The number of missing people in Mexico has exceeded 100,000 for the first time, according to interior ministry figures released Monday.
The 'desaparecidos,' Spanish word for missing people, are tracked in a national register compiled by the interior ministry which is constantly updated.
The large number of missing people reflects the violence Mexico has experienced since the war on drugs began in 2006.
According to estimates, more than 350,000 people have died since then. Last year there were 94 murders a day on average in Mexico, a country of more than 129 million people.
"Organized crime has become a central perpetrator of disappearance in Mexico, with varying degrees of participation, acquiescence or omission by public servants," the UN Committee on Enforced Disappearances said in a report issued last month in the wake of a delegation visit to Mexico.

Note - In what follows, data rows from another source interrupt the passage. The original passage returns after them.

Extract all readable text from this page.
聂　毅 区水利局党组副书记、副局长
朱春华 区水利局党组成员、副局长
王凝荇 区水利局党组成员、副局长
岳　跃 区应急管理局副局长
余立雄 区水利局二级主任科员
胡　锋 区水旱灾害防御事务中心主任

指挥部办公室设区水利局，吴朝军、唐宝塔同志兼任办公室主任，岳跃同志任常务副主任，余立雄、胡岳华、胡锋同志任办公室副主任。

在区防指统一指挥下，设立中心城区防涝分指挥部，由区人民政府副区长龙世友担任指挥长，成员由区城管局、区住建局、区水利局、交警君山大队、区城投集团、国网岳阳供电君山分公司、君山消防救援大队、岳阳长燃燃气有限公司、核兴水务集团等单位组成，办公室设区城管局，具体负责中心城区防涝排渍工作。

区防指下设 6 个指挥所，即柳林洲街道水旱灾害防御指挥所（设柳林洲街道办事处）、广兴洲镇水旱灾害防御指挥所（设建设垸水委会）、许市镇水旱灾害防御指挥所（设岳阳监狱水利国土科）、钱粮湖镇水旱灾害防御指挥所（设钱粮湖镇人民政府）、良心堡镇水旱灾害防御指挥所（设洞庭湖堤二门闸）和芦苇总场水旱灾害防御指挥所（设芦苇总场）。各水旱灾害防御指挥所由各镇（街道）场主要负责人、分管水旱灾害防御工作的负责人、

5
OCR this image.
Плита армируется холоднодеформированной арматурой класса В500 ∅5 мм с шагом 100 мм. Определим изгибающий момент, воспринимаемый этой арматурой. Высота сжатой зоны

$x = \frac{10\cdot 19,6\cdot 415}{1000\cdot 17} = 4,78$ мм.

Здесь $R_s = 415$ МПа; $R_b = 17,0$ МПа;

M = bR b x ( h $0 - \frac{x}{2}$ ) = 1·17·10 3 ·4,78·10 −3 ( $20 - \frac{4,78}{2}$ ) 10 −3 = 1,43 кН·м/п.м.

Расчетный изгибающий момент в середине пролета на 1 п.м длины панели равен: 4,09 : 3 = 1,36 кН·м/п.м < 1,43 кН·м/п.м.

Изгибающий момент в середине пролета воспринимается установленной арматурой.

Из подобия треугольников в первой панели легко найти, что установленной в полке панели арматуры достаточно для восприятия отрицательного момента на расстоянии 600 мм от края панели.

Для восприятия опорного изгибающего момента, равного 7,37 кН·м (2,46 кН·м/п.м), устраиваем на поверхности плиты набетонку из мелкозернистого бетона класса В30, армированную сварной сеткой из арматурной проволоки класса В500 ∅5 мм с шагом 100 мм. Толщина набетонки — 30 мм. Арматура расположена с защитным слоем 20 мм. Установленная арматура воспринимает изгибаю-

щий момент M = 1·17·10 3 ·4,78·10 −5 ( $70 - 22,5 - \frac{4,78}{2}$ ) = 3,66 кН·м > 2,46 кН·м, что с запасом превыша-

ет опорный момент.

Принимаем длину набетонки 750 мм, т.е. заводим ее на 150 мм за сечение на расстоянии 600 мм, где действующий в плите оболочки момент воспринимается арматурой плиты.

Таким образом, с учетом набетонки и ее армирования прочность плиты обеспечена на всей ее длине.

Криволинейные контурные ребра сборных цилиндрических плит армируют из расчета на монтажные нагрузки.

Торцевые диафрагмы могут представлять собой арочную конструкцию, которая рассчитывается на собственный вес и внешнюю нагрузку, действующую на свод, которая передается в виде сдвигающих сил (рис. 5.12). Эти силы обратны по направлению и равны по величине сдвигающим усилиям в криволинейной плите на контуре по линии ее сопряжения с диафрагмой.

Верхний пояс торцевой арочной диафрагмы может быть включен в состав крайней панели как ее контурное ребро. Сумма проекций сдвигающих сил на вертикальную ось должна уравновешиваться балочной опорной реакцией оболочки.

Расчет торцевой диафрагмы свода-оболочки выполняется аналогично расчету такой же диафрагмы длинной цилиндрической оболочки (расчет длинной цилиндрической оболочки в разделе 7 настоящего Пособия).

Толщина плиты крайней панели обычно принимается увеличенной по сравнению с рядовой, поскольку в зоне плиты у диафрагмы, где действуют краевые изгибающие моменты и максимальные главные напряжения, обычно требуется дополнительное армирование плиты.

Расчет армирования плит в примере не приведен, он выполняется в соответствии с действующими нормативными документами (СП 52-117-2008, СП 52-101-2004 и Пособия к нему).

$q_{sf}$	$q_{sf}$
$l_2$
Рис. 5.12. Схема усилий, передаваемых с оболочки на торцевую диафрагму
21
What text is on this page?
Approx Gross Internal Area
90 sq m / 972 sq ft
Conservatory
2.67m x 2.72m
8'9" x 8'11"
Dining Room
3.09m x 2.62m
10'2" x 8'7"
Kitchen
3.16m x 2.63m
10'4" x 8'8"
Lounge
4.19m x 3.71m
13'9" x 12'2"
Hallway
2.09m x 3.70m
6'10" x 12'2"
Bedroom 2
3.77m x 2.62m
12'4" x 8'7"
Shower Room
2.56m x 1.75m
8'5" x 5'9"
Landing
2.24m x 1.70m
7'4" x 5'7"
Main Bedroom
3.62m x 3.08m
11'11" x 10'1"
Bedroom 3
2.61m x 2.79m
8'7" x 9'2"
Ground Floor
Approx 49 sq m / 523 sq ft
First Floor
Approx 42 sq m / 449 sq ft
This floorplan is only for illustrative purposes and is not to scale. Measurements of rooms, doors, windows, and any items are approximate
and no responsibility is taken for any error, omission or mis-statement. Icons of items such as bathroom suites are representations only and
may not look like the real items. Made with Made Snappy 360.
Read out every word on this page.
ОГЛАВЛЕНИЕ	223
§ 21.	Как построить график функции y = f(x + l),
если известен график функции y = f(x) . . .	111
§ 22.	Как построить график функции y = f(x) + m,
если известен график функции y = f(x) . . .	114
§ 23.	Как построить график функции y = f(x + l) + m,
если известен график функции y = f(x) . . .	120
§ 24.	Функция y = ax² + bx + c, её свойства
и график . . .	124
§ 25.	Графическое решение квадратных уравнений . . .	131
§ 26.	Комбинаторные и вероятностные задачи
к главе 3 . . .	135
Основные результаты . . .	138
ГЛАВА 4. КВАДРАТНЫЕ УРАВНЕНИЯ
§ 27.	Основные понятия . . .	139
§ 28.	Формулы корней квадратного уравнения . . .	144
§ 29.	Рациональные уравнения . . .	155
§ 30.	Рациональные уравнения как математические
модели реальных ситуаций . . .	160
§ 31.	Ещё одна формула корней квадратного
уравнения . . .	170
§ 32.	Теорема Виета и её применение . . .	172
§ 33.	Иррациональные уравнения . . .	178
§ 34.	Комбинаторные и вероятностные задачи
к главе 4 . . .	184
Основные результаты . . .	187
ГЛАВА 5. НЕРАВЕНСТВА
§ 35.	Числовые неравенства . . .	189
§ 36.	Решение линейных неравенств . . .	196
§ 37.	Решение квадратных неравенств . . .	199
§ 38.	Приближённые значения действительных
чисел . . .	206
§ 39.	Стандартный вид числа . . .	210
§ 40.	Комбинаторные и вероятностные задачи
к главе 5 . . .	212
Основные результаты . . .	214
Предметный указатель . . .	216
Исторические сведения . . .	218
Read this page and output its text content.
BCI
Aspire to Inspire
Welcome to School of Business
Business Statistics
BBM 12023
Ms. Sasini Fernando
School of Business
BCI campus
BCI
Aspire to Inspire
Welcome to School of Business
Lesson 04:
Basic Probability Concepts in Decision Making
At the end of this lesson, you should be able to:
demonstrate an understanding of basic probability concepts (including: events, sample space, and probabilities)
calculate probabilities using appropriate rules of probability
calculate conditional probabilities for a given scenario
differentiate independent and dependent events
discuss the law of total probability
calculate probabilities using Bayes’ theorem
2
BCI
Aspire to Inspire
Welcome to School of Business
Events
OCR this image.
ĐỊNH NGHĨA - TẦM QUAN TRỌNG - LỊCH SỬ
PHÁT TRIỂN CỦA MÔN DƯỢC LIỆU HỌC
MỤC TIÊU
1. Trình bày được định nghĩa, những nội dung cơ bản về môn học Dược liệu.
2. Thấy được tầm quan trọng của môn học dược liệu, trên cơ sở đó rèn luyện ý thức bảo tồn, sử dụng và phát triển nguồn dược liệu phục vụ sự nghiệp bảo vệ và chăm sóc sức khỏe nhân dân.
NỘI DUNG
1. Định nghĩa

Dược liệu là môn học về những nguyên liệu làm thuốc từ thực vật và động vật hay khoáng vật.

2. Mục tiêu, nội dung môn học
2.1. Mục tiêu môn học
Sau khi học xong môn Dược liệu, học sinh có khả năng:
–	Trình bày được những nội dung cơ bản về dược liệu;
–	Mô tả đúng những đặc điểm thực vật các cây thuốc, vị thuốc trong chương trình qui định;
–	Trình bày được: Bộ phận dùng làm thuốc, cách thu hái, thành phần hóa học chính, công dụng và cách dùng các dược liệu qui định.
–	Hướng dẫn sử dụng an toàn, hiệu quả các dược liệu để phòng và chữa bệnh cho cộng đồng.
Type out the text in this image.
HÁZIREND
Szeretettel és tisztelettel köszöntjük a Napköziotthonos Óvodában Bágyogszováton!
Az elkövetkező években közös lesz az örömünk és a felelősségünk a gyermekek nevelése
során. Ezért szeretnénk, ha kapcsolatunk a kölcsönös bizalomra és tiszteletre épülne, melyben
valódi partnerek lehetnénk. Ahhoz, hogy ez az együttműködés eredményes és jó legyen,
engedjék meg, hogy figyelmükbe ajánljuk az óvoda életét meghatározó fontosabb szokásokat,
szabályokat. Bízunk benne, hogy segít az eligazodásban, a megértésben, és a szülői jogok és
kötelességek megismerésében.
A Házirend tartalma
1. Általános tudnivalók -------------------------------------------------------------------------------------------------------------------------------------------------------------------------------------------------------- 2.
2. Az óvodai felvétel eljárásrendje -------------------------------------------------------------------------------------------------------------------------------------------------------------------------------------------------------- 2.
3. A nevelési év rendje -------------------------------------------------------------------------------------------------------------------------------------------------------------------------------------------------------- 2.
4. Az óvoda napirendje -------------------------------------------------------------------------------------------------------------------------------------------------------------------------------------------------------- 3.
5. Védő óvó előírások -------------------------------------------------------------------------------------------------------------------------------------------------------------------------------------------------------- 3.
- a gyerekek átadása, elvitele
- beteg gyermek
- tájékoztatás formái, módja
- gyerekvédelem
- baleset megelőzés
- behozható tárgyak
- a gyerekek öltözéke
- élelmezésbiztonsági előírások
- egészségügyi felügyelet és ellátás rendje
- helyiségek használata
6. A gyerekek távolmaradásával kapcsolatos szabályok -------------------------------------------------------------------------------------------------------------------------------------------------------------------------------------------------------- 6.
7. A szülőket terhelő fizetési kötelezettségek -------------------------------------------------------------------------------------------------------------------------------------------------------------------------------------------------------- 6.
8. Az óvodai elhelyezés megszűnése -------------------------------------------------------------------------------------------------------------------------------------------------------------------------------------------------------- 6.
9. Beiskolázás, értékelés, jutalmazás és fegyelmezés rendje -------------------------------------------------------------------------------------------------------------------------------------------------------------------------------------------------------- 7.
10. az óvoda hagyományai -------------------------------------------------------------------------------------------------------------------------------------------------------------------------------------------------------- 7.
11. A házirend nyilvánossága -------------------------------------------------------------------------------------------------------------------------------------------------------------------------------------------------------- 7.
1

"States parties are directly responsible for enforced disappearances committed by public officials, but may also be accountable for disappearances committed by criminal organizations," the committee stressed.
Human rights defenders
The committee expressed concern about the situation of human rights defenders, some of whom have been disappeared because of their own participation in searches and fighting against disappearances.
More than 30 journalists have also disappeared in Mexico between 2003 and 2021, none of whom has been located, the committee said.
According to organizations that search for people who have disappeared, many families do not report missing loved ones because of distrust in the authorities. The true number of the disappeared is therefore thought to be much higher than the official one.